In silico analyses have predicted that several overrepresented pathways, regulated by differentially expressed miR-499-5p and miR-125b-5p, are involved in the pathophysiology of HF. The TGF-β, Jak-STAT, and Wnt signalling pathways play a key role in cardiac fibrosis and cardiac remodelling [49,50,51], while MAPK and neurotrophin signalling are associated with cardiomyocyte growth and cardiac hypertrophy [52,53]. Similarly, increased apoptosis [54,55], altered insulin [56] and adipocytokine signalling have been well established in patients with heart failure [57,58].

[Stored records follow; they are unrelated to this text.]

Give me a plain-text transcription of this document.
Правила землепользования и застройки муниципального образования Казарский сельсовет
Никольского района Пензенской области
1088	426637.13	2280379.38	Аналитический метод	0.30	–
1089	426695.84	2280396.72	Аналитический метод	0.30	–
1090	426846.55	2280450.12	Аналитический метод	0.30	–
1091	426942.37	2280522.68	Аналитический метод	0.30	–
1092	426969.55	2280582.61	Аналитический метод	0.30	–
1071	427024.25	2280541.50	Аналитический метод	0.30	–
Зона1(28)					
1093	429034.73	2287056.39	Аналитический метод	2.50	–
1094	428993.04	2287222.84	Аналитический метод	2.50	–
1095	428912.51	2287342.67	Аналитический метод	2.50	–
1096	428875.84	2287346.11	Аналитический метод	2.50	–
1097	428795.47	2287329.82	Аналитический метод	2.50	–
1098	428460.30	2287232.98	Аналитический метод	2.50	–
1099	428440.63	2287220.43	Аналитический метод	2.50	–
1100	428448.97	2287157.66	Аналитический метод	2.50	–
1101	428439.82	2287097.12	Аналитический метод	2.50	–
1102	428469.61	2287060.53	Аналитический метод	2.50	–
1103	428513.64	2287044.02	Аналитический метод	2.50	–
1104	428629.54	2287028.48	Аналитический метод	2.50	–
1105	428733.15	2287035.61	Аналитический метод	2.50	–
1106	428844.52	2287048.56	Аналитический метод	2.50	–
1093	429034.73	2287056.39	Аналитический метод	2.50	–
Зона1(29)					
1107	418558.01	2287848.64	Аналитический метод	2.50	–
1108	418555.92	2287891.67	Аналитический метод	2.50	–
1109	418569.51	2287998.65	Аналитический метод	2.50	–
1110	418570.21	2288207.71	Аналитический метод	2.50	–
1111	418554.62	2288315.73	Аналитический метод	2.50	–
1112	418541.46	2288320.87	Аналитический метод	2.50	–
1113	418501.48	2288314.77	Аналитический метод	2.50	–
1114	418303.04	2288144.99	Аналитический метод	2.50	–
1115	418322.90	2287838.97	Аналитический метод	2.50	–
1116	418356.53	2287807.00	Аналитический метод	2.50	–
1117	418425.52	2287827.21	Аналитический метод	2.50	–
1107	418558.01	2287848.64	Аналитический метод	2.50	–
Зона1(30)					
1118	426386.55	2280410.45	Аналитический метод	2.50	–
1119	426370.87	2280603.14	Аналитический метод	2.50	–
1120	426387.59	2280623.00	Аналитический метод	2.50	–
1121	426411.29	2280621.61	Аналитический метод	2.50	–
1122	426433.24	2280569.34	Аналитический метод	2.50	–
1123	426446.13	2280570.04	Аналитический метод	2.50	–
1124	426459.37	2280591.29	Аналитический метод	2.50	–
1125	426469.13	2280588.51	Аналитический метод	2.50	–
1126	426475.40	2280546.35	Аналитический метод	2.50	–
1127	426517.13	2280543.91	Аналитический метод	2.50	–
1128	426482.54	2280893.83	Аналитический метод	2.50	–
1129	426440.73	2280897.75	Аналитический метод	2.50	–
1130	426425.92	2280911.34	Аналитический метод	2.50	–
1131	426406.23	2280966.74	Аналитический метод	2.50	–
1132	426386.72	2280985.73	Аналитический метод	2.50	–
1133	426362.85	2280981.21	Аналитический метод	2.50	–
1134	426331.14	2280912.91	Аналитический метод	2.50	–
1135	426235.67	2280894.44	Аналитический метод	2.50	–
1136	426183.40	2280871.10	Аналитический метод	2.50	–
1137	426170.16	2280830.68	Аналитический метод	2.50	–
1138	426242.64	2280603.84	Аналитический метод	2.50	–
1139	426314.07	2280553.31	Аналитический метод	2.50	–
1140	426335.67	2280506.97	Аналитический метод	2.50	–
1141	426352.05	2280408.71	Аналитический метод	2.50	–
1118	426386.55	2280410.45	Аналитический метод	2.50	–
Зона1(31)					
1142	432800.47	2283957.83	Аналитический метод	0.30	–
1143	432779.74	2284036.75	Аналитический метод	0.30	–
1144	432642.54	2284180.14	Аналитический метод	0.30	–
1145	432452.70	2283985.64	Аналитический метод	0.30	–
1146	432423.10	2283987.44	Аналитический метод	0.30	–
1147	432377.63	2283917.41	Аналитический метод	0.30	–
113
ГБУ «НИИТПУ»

The present study has some limitations. First, the study was conducted in a single centre with a small sample size. Since the study was performed to assess the early performance of biomarkers, the follow-up period was extended until the moment at which patients could be classified by CRT response. Future studies should be extended up to 12 months to assess associations among circulating miRNA changes and LVEF as well as long-term predictive capacity. Although all the echocardiographic studies were always performed by the same experienced operator, accredited by the European Society of Cardiology in Echocardiography, and always with the same device, intraobserver error must always be considered in data interpretation. In addition, although the patients were well characterized, the clinical value of miRNAs as biomarkers for CRT success should be compared with classical predictive parameters (sex, CVD, bundle branch block type, underlying rhythm, etc.), which would require a larger sample size. Our exploratory data considered the myocardial substrate characteristics that could be related to CRT response; however, for translation into clinical practice it would be necessary to propose a clinical trial, including a larger sample size and healthy controls that could confirm our hypothesis. Our results also suggest that selective miRNA regulation by using anti-miRNAs, miRNAs, or miR-mimetic sponges might constitute a therapeutic approach. Whether these pathways truly constitute a therapeutic approach needs to be determined by laboratory experiments and is open for future studies.

5. Conclusions

In conclusion, our data demonstrates that baseline miR-499a and also follow-up miR-125b levels correlate with LVEF improvement after cardiac resynchronization therapy, supporting the use of miRNAs as predictive biomarkers for CRT response. In addition, selective miRNA differences suggest that CRT success might depend on basal cardiac performance as well as an adequate myocardial anti-fibrotic response (Figure 7).